“We got the Funk” said the glow in the dark wrist bands.
The Royal British Legion Lerwick was the venue for a fantastic funkadelic Friday fever as nine members of the Glasgow instrumental music collective that is Fat-Suit headed north to headline a memorable gig organised by local DJ Lyall Halcrow.
There was plenty of buzz from the local support acts too, who held their own, many of them Mareel music students.
After DJ Brendon Hall softened up the audience as they drifted in with an eclectic mix incorporating African Funk, “Thai inspired stuff” and “classic breakbeat” it was time for the highly original Big Beat Quell – a word play on cool! They played five memorable tunes from their forthcoming EP about, according to guitarist/singer Thomas Jones “life changing events”, they’re quite edgy songs.
Along with Jamie Hatch’s guitar and gruffer vocals the two front men play well off each other delivering bouncy catchy tunes with strong choruses. Their sound is ably lifted by Chris Cope on bass and Murray Smith on drums. There was no getting away from the footie with a song, Back of the Net dedicated to Harry Kane.
Funk Band, a simple but straight forward name, was up next. Appearing as a trio on this occasion, three groove busters, they provided some chunky dancing riffs, Joanne Tait’s sold bass perfectly complementing Hungarian hauncho drummer David Vargar’s snappy and inventive sticks which carried off a smart solo.

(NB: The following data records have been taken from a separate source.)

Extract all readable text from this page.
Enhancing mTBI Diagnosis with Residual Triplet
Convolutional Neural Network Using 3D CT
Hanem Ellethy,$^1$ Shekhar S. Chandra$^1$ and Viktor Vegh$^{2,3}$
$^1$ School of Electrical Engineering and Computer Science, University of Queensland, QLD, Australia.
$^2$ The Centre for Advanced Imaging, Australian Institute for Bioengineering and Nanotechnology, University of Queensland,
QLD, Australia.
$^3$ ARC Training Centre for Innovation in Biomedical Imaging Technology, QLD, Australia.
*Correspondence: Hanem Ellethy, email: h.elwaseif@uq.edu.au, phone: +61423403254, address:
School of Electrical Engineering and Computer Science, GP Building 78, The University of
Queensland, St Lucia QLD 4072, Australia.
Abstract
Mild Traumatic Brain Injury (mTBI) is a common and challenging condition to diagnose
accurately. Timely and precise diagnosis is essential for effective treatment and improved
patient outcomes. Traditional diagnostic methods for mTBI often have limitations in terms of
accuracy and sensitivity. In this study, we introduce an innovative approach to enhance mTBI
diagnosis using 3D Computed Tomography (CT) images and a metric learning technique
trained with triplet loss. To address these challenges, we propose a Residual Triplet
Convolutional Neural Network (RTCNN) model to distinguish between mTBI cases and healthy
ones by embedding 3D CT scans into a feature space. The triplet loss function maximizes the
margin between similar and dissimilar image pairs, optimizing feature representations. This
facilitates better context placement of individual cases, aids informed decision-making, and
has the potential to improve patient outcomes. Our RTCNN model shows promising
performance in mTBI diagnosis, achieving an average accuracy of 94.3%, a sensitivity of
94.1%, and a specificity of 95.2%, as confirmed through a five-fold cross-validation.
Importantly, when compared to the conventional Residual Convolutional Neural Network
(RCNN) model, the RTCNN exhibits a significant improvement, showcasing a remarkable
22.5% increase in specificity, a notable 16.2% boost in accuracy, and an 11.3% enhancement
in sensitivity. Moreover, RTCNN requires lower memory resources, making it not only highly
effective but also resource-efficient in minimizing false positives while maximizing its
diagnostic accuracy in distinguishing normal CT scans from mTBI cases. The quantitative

All this was superbly augmented by Lewis Hall’s keyboard wizardry, the icing on the cake. He popped up again in the next act Funkcity with steady beat Murray Smith on drums and Shaun Strachan’s humongous bass which as well as being heard could be felt through the floor, chair and table.
The audience were shaking their booties now. These three did a few numbers first before being joined by Peter Kay’s liquid jerky axe playing which gave real impact to the sound, he was one of the stand-out musicians of the evening.
Eventually the stage was packed with Fat Suit who take the funky experience to new places with nine musicians there’s a lot going on in a truly “musical stew” which can be bewildering and a bit jumpy for dancing, though many tried at this stage of the evening.
One punter was heard to say “a bit too alternative I’m awa tae da Marlex!” while another, a soul axeman himself wondered about the music: “Is it trying to be too clever for its self?”
Whatever your thinking there was no denying the imagination and musicianship of their performance they are rightly being described as “one of the best bands in British music full stop”.